NIC Inc., the Olathe, Kansas-based manager of government websites, and four current or former executives will pay $2.8 million to settle U.S. claims that they failed to disclose perks for a former chief executive officer.
Jeffery Fraser, who stepped down as CEO in 2008, got more than $1.18 million in undisclosed benefits, including thousands of dollars per month for a Wyoming ski lodge while he commuted to work by private aircraft, the Securities and Exchange Commission said today. Fraser, 51, who agreed to be barred permanently from serving as an officer or director of a public company, will pay about $2 million.
NIC, Fraser, current CEO Harry Herington and former chief financial officer Eric Bur settled the SEC’s claims without admitting or denying the allegations. Herington agreed to pay $200,000 and Bur will pay $75,000, the SEC said in a statement The SEC’s case against current CFO Stephen Kovzan continues.
“I intend to defend myself vigorously against the charges,” Kovzan said in a statement. The SEC “makes no allegation that NIC’s financial statements were in any way misstated, nor does it allege that I sought or received any improper or undisclosed benefit.”
Eugene Goldman, an attorney for Bur at McDermott Will & Emery in Washington, declined to comment. Phone calls to Andrew Levander, Fraser’s lawyer at Dechert LLP in New York, and Ralph Ferrara, Herington’s attorney at Dewey & LeBoeuf in Washington, weren’t immediately returned.
Fraser, who didn’t have a personal credit card, routinely charged living expenses to NIC credit cards and falsely claimed various personal expenses were business-related, the SEC said.
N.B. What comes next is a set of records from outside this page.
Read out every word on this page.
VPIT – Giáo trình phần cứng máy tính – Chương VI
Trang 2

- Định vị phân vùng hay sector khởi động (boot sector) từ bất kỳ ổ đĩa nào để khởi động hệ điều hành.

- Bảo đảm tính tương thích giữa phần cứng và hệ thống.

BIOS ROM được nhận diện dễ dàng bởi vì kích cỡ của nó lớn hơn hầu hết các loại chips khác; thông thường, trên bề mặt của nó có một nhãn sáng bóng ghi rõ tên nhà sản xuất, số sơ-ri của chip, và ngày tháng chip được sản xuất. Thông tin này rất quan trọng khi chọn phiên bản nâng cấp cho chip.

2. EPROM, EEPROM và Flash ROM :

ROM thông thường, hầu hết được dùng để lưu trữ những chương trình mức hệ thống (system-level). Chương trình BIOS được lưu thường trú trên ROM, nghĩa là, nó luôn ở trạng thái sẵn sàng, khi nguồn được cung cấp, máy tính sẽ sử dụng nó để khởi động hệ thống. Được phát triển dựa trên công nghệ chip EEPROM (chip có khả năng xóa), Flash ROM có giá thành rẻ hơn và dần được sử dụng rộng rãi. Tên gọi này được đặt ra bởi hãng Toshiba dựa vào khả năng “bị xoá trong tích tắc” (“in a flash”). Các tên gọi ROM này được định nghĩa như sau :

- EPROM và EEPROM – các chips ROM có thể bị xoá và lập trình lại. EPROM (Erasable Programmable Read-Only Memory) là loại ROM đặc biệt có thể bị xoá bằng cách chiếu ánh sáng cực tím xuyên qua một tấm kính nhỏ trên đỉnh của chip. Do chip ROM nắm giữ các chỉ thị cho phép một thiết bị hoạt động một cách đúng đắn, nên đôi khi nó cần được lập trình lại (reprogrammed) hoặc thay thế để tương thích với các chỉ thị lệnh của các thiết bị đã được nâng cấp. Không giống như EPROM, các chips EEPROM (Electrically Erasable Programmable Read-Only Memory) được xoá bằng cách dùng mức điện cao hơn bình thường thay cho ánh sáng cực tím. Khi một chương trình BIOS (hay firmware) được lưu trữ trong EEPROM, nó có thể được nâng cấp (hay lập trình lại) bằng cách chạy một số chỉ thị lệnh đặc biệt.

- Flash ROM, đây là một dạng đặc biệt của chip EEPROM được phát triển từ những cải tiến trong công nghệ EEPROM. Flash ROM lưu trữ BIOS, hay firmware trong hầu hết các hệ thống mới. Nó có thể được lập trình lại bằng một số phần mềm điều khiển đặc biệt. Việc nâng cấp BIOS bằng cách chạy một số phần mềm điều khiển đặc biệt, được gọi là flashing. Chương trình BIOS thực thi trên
He received payments for flight training, hunting, skiing and spa expenses, as well as vacations for his girlfriend and family, the agency said.
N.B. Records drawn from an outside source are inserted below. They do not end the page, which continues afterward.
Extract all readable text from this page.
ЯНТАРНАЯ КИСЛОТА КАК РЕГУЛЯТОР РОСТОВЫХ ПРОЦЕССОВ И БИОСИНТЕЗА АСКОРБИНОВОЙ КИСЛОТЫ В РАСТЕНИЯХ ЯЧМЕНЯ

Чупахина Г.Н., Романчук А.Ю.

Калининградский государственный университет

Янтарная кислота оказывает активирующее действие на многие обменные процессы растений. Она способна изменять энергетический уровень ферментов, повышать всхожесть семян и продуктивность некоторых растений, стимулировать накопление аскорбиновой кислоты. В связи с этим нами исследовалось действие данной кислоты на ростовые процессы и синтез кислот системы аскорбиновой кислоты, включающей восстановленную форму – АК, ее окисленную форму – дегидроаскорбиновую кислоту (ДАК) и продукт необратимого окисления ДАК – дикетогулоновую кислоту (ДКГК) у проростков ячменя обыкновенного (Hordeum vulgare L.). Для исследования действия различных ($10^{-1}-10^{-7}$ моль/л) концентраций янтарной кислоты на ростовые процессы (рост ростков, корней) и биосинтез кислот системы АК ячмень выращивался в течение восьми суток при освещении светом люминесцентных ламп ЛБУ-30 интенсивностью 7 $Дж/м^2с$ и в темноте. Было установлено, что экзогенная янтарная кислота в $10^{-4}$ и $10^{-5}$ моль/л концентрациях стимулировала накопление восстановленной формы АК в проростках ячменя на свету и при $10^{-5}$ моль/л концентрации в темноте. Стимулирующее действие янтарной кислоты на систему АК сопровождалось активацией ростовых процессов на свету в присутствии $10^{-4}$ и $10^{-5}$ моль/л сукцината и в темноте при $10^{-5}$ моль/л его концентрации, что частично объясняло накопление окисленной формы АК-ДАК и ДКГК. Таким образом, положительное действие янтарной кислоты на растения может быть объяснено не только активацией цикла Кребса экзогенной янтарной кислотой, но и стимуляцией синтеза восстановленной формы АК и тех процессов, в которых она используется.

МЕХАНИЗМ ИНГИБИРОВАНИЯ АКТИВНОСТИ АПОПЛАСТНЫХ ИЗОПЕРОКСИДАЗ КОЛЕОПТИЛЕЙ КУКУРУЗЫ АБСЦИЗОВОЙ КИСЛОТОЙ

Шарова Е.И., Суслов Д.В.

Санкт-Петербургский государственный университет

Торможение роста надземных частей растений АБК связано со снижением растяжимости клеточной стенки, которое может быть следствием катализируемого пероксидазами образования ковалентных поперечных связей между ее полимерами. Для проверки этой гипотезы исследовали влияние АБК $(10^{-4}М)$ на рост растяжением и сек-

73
“Disclosure of executive perks helps investors evaluate whether corporate assets are being used wisely,” Antonia Chion, associate director in the SEC’s enforcement division, said in the statement. “NIC and its executives did not comply with their disclosure obligations and the company’s internal controls by paying Fraser’s personal expenses while telling shareholders that Fraser was working for little or no compensation.”
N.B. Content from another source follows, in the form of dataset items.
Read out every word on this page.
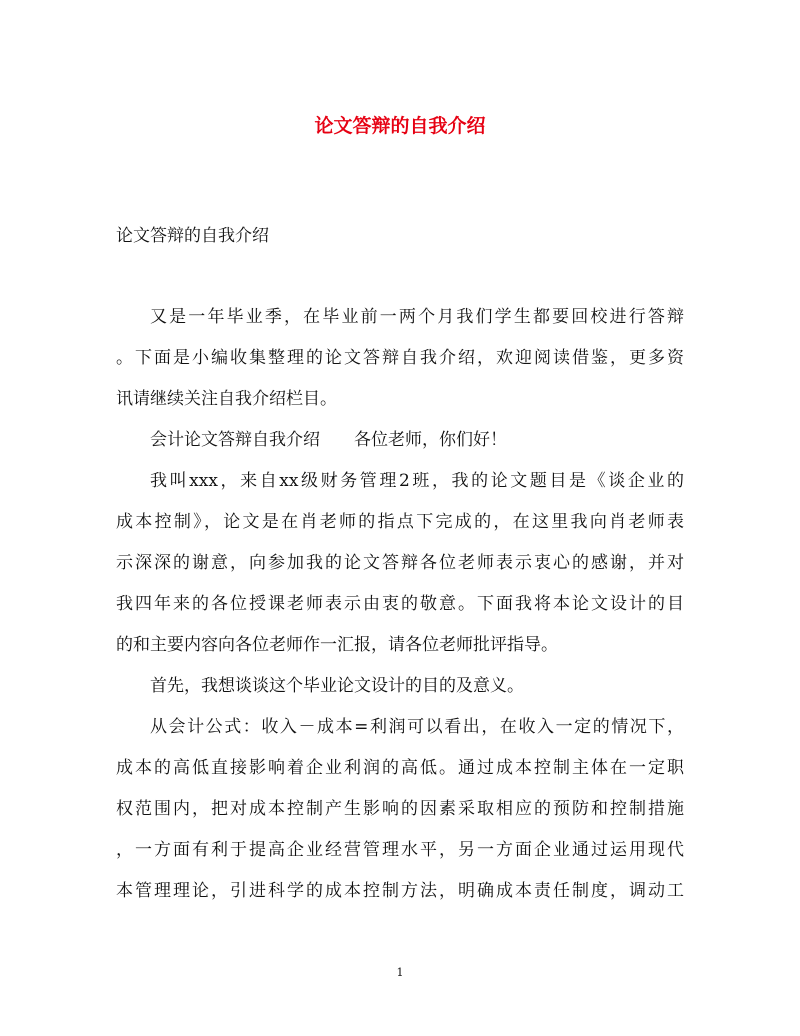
论文答辩的自我介绍
论文答辩的自我介绍
又是一年毕业季，在毕业前一两个月我们学生都要回校进行答辩
。下面是小编收集整理的论文答辩自我介绍，欢迎阅读借鉴，更多资
讯请继续关注自我介绍栏目。
会计论文答辩自我介绍 各位老师，你们好！
我叫xxx，来自xx级财务管理2班，我的论文题目是《谈企业的
成本控制》，论文是在肖老师的指点下完成的，在这里我向肖老师表
示深深的谢意，向参加我的论文答辩各位老师表示衷心的感谢，并对
我四年来的各位授课老师表示由衷的敬意。下面我将本论文设计的目
的和主要内容向各位老师作一汇报，请各位老师批评指导。
首先，我想谈谈这个毕业论文设计的目的及意义。
从会计公式：收入－成本=利润可以看出，在收入一定的情况下，
成本的高低直接影响着企业利润的高低。通过成本控制主体在一定职
权范围内，把对成本控制产生影响的因素采取相应的预防和控制措施
，一方面有利于提高企业经营管理水平，另一方面企业通过运用现代
本管理理论，引进科学的成本控制方法，明确成本责任制度，调动工
1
NIC agreed to pay $500,000 in penalties and to hire an independent consultant to recommend possible policy changes related to handling of payments.
“The NIC Board of Directors is pleased that NIC has resolved this matter,” Art Burtscher, the firm’s independent lead director, said in an e-mail statement. “We have every confidence that Harry Herington and his executive team are the right people to lead the company into the future.”